Christina Austin, Buffy & George blog
A spicy chipotle chili sweet potato soup with creme fraiche, garnished with crisp prosciutto
Servings 4

Ingredients
  

  • 4 medium sweet potatoes peeled and roughly chopped
  • 2 tbsp olive oil
  • 1 medium or large onion roughly chopped
  • 2 garlic cloves roughly chopped
  • 1 or a half chipotle chile in adobo sauce, chopped
  • 1/2 tsp salt
  • pinch of pepper
  • 4 cups low sodium chicken broth
  • 1/2 cup creme fraiche or sour cream plus more for garnish
  • 4 slices of prosciutto

Instructions
 

  • Chop the onions and garlic and begin heating oil over a medium heat in a large heavy bottom pot.
  • Start frying the onions and then add the garlic after a minute or two.
  • Meanwhile, peel the sweet potatoes and very roughly chop.
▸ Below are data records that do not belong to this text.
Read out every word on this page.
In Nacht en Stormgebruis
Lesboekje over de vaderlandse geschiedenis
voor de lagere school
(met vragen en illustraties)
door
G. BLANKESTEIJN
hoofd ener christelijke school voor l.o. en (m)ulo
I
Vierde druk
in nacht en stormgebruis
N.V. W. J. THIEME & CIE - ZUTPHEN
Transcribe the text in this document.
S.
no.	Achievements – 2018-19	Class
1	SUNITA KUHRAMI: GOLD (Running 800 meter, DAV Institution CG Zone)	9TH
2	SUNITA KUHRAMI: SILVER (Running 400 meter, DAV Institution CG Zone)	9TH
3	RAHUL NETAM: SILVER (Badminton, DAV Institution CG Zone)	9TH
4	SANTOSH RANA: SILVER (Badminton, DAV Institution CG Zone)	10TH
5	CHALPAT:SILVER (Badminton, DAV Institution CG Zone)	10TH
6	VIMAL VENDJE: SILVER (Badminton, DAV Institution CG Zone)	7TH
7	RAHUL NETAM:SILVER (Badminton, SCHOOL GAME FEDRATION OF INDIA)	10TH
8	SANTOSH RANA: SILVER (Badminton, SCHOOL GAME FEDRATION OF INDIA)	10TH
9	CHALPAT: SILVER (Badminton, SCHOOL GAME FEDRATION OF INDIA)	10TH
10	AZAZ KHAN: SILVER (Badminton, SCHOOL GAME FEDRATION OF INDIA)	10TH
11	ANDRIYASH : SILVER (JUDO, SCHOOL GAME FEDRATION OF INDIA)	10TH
When the onions and garlic begin to get a bit of colour on them add the sweet potatoes, salt, pepper and chicken broth.
  • Cover and let simmer for 20 minutes or until the sweet potatoes are very soft.
  • Remove from heat while you puree with a hand-held stick blender or use a regular blender. If using a regular blender, puree in batches and make sure you remove the centre portion of the lid and cover with a tea towel, otherwise you will be scalded with the soup as it explodes all over your kitchen.
  • As the soup simmers (before blending), place the prosciutto on a cookie sheet covered in parchment paper and bake at 400 degrees F for 10-12 minutes, turning once halfway through. When the prosciutto is crisp, remove from oven and set aside to cool.
  • After pureeing the soup, add the 1/2 cup of creme fraiche and return to a gentle heat. Stir to fully incorporate the creme fraiche.
  • Crumble the prosciutto and set it aside until you are ready to serve.
  • Ladle the soup into a bowl and top with a dollop of creme fraiche and some of the crumbled prosciutto.